Think. Breathe. Prepare
to find some meaning in this?
Watery Ways
Up to 60% of the human adult body is water. According to H.H. Mitchell, Journal of Biological Chemistry 158, the brain and heart are composed of 73% water, and the lungs are about 83% water. The skin contains 64% water, muscles and kidneys are 79%, and even the bones are watery: 31%.
“The Water in You: Water in the Human Body,” Water Science School, usgs.gov
During the pandemic, she said, she tucked herself
away, with family, in their strong-walled home, and tucked
her pain away like toxic treasure, partitioned from the hoarded
hurts and cares. Sometimes, she tucked herself into the car
and rolled, encapsuled, to a car wash where the waters
scoured the windows and she wept, awash and buffered
in her small sad submarine.
He logged the decades
of chugging frigid seas. Yes, the bunker was afire—
energies amassed to power a speedy passage riot, ignite
to threaten those who dare to use them. The only cure for fire
is burning, in the furnace as in the stockpile. The flaming needle
of his story threaded ports, shores, people who came and went
to give and take, and those who crewed with him. And the ice fields!
The glaciers loose fresh murderous bergs whose wake
can thrust new waves to lob old menaces that lurk to gouge. Weaving,
that hot ship drives on and on, always twisting through cold
shifting paths until its thread is shattered. Then down, slowed,
engulfed, its fires quenched, heat cooled, all those energies that thrust
and are confined made still, and sinking, till it finds a place
of rest. A sanctum. Deep. Gently, the flesh all melts
away. All metal softening into union with the salt, the sea,
the oxygen that once had whipped its fires. First
come the sea stars and the crabs and all devourers of the lapsed
and lost. Then plants to wave and barnacles to crust
a woods for fishes. Titanic refuge for all whose voyages
are heavy, pressed, unsprung, too hectored and too lumbered.
No ship can withstand some stresses, no captain some blows.
He can rest among the naval architecture, slowly sorting
cargos lost and treasures scattered, learning who made
the mattresses, what camera the pastor had, which gems
were worn by whom. When living’s storm-wracked, menaced,
flaming, you can sink into the quiet fingering of marvels
made by naval architects and others, limned to define
proprieties, the levels of society that sailed,
combusting.
A seaside child with a fraudster dad,
my mother romped at the 1930s seashore, mewing
to gulls and subtly starving as her skin ate sunshine.
Then, waves were friends secure against the tides
that hauled her family from name to name, to desert shacks
where dinner (and a jar of rattlesnake tails) came
from her brothers’ shotguns. She floated well, but longed
for calm where truth could be her lifejacket,
and her ship depend on no false empty winds.

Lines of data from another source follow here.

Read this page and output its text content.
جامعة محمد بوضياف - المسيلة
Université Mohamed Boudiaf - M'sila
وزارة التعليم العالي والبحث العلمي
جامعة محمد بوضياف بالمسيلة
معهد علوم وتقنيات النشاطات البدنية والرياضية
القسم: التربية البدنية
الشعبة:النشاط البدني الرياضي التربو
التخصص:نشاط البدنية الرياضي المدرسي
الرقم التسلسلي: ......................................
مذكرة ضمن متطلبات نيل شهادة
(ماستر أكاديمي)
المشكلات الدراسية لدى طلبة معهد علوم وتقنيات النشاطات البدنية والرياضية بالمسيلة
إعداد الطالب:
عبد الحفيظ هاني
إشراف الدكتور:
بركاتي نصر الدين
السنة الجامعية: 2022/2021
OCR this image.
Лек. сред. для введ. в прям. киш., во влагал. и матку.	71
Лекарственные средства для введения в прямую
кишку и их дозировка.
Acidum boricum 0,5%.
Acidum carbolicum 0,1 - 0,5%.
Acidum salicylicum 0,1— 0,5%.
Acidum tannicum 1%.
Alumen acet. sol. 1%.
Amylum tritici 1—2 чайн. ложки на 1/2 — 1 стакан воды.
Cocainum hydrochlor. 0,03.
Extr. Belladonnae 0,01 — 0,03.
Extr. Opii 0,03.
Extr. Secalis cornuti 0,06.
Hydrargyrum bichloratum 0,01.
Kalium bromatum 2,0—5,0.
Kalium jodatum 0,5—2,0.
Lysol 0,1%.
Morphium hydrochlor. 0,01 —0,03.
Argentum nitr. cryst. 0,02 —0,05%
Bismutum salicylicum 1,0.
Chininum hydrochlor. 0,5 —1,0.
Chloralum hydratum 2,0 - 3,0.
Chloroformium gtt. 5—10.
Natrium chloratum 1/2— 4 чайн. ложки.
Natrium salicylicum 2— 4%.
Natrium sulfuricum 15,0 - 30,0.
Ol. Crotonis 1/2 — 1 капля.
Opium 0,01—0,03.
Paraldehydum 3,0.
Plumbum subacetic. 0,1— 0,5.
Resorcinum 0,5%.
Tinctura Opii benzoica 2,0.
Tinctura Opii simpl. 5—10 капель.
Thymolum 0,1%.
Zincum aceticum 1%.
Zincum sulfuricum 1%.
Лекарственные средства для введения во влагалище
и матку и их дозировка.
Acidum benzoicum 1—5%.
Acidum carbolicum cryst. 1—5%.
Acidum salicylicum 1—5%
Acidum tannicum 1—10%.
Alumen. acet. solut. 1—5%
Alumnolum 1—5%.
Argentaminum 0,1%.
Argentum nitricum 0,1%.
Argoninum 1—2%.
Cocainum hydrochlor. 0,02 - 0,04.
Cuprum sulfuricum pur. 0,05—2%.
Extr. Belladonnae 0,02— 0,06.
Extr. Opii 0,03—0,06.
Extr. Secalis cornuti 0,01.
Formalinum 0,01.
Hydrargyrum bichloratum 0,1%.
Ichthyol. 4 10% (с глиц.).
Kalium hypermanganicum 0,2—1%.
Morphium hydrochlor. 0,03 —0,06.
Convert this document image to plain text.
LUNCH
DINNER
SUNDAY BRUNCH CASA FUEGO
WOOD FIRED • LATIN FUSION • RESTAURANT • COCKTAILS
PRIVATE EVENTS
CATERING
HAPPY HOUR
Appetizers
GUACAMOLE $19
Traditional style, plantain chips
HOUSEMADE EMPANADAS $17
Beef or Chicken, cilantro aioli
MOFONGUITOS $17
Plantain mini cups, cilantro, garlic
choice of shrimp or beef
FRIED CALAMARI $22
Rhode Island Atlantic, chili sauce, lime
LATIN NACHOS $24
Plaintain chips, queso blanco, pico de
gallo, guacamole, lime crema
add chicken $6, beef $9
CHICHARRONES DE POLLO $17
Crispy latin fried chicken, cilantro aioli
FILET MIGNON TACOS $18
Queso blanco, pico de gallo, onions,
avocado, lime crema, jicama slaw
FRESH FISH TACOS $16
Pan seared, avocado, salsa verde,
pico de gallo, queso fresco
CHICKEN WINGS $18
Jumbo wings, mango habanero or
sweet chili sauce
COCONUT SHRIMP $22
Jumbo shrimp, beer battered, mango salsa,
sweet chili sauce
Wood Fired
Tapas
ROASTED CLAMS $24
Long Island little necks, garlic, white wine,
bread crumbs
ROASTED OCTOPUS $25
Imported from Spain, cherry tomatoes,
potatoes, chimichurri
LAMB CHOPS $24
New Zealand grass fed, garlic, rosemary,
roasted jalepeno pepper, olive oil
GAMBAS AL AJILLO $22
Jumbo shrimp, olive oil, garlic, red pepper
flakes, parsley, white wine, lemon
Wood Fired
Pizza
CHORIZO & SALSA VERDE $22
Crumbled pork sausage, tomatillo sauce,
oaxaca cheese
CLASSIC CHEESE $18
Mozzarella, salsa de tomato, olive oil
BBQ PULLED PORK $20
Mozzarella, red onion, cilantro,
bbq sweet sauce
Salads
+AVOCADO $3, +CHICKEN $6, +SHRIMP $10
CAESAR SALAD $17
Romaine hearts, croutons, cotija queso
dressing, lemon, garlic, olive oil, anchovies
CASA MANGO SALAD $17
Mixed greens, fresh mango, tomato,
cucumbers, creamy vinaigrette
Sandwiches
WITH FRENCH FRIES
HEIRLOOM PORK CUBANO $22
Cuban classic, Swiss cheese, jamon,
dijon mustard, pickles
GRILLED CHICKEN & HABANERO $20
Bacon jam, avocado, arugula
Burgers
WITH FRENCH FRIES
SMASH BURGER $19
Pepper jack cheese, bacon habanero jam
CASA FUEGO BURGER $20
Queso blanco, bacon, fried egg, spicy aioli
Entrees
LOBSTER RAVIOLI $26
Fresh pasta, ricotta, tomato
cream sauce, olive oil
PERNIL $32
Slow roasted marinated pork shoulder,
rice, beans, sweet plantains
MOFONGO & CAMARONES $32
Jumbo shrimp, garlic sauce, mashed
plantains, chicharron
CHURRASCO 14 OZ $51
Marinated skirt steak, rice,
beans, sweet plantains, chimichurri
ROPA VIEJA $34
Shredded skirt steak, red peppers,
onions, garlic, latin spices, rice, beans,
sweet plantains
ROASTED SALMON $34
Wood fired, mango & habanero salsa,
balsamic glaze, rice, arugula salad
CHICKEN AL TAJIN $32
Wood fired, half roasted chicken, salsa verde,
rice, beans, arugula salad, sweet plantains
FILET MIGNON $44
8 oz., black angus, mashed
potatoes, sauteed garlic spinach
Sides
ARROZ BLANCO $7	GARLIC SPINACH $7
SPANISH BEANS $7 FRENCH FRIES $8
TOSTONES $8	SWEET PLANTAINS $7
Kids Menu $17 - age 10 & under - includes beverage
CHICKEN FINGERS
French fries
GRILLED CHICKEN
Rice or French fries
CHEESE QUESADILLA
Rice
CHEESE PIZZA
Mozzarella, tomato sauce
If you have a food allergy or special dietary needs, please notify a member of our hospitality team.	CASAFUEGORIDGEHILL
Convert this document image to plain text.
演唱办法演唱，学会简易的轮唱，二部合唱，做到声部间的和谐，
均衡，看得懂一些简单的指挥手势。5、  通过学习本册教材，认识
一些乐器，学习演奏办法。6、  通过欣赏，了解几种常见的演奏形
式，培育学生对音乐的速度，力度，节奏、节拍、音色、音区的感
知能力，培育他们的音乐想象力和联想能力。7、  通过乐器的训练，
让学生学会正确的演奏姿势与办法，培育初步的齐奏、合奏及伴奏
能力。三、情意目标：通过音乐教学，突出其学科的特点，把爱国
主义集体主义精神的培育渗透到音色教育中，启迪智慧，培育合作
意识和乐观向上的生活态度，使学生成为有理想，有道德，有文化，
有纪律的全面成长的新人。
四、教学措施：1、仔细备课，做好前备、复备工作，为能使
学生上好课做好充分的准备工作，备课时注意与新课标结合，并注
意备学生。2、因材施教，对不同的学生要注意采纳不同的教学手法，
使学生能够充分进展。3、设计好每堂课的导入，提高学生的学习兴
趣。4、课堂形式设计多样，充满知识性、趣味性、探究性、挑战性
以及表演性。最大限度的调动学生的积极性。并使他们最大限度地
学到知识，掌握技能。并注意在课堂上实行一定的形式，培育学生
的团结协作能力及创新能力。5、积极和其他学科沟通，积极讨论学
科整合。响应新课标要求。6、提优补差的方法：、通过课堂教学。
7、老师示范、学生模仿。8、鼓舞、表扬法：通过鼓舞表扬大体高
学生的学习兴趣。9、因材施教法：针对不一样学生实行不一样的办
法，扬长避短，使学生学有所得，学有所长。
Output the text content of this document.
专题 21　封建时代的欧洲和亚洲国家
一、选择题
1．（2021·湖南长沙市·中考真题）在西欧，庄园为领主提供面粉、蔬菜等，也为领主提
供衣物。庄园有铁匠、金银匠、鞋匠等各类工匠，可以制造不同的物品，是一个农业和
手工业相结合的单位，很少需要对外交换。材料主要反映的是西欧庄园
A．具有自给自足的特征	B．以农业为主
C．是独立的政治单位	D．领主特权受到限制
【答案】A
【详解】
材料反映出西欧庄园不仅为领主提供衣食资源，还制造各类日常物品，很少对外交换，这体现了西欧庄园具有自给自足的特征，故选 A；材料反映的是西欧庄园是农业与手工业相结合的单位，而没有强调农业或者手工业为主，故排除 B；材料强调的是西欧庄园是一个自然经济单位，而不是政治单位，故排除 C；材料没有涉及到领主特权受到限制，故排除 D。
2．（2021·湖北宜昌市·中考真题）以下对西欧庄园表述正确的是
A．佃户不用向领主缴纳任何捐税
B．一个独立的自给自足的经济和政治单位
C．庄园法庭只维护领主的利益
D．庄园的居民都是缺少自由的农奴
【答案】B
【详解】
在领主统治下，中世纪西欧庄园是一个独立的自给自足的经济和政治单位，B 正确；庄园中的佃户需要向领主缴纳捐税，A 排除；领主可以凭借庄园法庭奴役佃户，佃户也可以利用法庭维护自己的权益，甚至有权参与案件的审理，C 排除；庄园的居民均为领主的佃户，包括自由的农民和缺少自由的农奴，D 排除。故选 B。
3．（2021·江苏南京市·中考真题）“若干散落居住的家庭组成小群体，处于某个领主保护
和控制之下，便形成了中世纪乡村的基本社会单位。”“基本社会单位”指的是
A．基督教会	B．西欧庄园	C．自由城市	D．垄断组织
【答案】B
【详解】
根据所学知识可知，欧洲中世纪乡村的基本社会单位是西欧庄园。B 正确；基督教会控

She looked for ladders. Categories, degrees, lists, she thought,
could be her handholds. So solid, so demonstrable, and she heard
that scaling them with step on sturdy step would lift her.
The more her trust, the less sure her mooring felt—not anchorage
but slip. Robert’s Rules of Order, the skill of shorthand,
lists of things to buy and things to do erupted from her purse.
They did not save her, though the piles of paper rose
around her—full, she was sure, of important records
slid between the sheets. No SOS met answer that could free her.
And I? I live where lakes are scarce and rivers
raided. Yet often I am driving on some highway thrashed
by rain, peering to catch sight of trucks whose drivers
defy the hazards and the hazard lights. Perhaps
their mighty heft grips road where puddles lift
me, small ponds wait unseen to slide me into panic and the shattering
of journey on a granite cliff. I am doing the best I can,
the best I know. Moving forward through the storm,
and tuning vision as I can: my fragile guard. My bag
holds phrases, words, lines that might become something
with meaning, for a life of process.